Image courtesy of J. Livet.

This strategy differs from those using standard cellular stains, such as immunohistochemistry, which marks all the cells that express the antibody's target. The Brainbow system “takes any type of cells and splits them up. For the kind of questions that I ask where I've got a bunch of identical motor neurons competing with each other, this is exactly what we want,” explains Lichtman. Already he and his colleagues report that glial cells have more intricate cell-cell borders than previous techniques had shown and confirmed the hypothesis that multiple cells can input onto granule-cell neurons.

In their mouse lines, the researchers estimated they could distinguish 90 colors among the Brainbow neurons, whereas their computer reported over 150 distinct shades. These colors are both consistent over the length of the axon, which allows long-distance mapping, and constant over time, which allows long-term studies of cell behavior.

These mice could be used to investigate situations in which individual members of a cell population act differently.
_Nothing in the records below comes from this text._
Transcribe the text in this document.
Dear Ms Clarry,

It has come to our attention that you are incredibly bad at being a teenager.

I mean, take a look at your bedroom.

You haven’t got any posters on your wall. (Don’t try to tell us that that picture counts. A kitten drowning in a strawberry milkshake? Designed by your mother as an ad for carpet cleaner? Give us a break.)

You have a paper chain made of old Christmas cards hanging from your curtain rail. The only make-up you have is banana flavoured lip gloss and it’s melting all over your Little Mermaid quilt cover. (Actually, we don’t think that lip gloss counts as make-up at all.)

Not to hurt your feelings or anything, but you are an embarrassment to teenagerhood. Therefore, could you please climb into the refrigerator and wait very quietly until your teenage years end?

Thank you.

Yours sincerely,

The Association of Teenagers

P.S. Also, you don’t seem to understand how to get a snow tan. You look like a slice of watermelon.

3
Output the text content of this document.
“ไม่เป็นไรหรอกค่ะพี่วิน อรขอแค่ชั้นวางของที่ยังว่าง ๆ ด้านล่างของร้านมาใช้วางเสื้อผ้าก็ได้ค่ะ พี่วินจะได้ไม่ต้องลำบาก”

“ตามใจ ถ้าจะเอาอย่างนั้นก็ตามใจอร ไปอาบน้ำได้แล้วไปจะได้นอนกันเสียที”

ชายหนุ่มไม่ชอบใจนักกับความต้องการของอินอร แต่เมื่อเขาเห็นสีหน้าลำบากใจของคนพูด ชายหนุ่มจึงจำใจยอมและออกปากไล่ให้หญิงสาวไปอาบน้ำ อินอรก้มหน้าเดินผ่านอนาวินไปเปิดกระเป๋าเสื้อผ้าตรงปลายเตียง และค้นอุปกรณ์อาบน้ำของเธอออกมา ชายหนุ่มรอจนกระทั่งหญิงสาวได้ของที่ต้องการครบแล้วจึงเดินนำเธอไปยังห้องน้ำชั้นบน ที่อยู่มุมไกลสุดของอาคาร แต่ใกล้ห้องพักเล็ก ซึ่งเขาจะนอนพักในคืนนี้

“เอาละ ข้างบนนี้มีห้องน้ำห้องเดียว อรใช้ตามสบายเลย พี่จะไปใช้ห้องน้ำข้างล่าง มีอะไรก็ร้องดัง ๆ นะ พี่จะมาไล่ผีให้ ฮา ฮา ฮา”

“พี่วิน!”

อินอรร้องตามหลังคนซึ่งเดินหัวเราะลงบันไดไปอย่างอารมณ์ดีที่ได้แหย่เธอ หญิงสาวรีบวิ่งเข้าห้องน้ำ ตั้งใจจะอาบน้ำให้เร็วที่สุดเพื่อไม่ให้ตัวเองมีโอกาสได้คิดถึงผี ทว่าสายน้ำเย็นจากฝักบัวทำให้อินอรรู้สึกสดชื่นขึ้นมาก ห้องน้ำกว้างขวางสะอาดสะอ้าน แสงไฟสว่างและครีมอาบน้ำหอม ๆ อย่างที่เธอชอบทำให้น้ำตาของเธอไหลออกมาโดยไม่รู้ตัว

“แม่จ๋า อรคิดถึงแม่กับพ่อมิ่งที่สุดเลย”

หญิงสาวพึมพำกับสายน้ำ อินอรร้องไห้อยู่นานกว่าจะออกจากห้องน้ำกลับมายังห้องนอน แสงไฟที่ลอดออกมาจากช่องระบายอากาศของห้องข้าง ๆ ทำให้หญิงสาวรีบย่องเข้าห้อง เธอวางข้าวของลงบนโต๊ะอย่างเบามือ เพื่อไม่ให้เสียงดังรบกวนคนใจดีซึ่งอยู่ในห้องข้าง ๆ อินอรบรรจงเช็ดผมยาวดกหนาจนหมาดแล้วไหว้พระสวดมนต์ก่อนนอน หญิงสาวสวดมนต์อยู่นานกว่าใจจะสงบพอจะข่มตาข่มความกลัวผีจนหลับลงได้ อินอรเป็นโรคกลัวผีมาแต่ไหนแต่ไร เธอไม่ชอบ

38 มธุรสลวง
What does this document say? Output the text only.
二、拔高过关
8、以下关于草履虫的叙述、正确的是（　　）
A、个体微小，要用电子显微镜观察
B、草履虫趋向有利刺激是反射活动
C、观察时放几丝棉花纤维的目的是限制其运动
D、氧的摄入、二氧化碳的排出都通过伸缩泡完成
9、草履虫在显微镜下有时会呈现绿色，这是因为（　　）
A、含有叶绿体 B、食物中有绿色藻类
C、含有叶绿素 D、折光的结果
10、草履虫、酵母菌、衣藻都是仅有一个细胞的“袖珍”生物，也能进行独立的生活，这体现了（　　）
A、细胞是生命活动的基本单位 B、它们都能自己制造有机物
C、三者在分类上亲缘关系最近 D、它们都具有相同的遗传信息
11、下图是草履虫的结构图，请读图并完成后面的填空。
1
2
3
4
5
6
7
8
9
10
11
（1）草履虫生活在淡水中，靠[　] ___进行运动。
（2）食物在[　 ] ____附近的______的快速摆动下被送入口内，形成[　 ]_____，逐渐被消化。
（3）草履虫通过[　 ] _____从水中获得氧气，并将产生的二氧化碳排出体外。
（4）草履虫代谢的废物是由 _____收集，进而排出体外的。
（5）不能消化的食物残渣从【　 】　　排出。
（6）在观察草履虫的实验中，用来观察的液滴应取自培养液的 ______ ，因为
For instance, Lichtman hopes the Brainbow mice will shed light on the cellular interactions and competition that result in functional circuits during neural development. Once these patterns are known in normal animals, they can be compared with the neural circuits in disease models to investigate whether these disorders cause neuronal miswiring. For other developmental or inductive pathways, such as the immune response, researchers may find that these constructs can be used to distinguish and follow many individual cells, presenting researchers with a new vantage point into these complicated worlds.

Brainbow mice are a means to let the cells show their differences on their own, without the experimental manipulations of hypothesis-driven research. Lichtman calls this type of approach “inductive or discovery science,” when unbiased observations are the primary goal. To have a hypothesis, after all, means that you already think you know how the system works. Brainbow, says Lichtman, “is a tool that lets you see things that you might not otherwise see and sometimes shows you things you didn't expect.”